Forecast uncertainties and physical mechanisms of a quasi-linear extreme-rain-producing mesoscale convective system (MCS) along the Meiyu front in East China, during the midnight-to-morning hours on 8 July 2007, are studied using ensembles of 24 h convection-permitting simulations with a nested grid spacing of 1.11 km. The simulations reveal a strong sensitivity to uncertainties in the initial state despite the synoptic environment being favorable for heavy rainfall production. Linear changes of a less skillful member's initial state toward that of a skillful member lead to a monotonic improvement in the precipitation simulation, with the most significant contribution arising from changes in the moisture field. Sensitivity to physics parameterizations representing subgrid-scale processes fail to account for the larger simulation errors (missing the MCS) with the physics variation examined but could result in a large spread in the location and amount of accumulative rainfall. A robust feature of the best-performing members that reasonably simulate the MCS-associated heavy rainfall is the presence of a cold dome ahead of the Meiyu front generated by previous convection.

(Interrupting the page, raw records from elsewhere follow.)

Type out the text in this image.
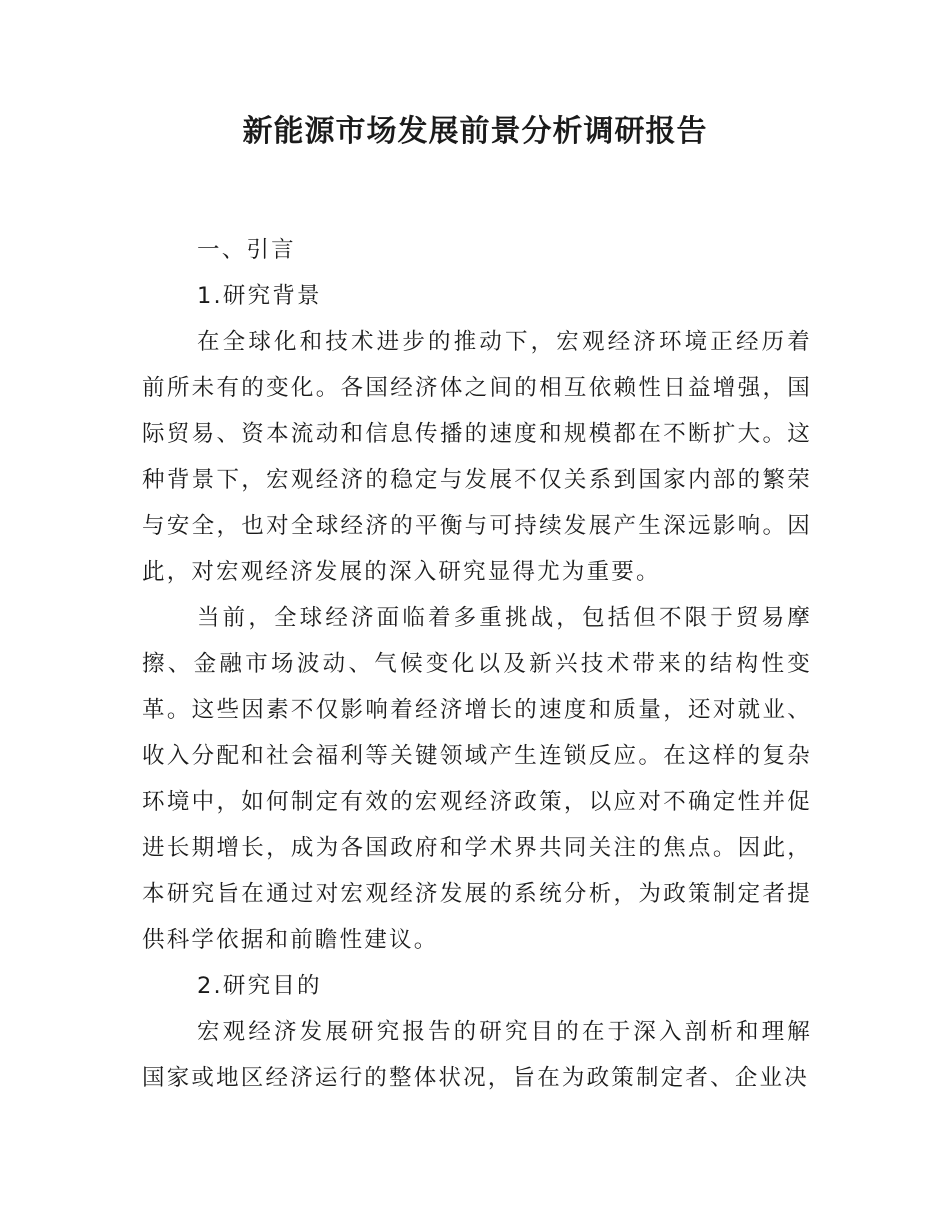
新能源市场发展前景分析调研报告

一、引言

1.研究背景

在全球化和技术进步的推动下，宏观经济环境正经历着前所未有的变化。各国经济体之间的相互依赖性日益增强，国际贸易、资本流动和信息传播的速度和规模都在不断扩大。这种背景下，宏观经济的稳定与发展不仅关系到国家内部的繁荣与安全，也对全球经济的平衡与可持续发展产生深远影响。因此，对宏观经济发展的深入研究显得尤为重要。

当前，全球经济面临着多重挑战，包括但不限于贸易摩擦、金融市场波动、气候变化以及新兴技术带来的结构性变革。这些因素不仅影响着经济增长的速度和质量，还对就业、收入分配和社会福利等关键领域产生连锁反应。在这样的复杂环境中，如何制定有效的宏观经济政策，以应对不确定性并促进长期增长，成为各国政府和学术界共同关注的焦点。因此，本研究旨在通过对宏观经济发展的系统分析，为政策制定者提供科学依据和前瞻性建议。

2.研究目的

宏观经济发展研究报告的研究目的在于深入剖析和理解国家或地区经济运行的整体状况，旨在为政策制定者、企业决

The cold dome promotes nocturnal convective initiation by lifting high equivalent potential temperature air in the southwesterly flow to its level of free convection. The skillful members reproduce the convective backbuilding and echo-band training processes that are observed during this event and many other heavy rainfall events over China. In contrast, the less skillful members that miss the development of the MCS either do not simulate the previous convection or produce a cold dome that is too shallow to initiate the MCS.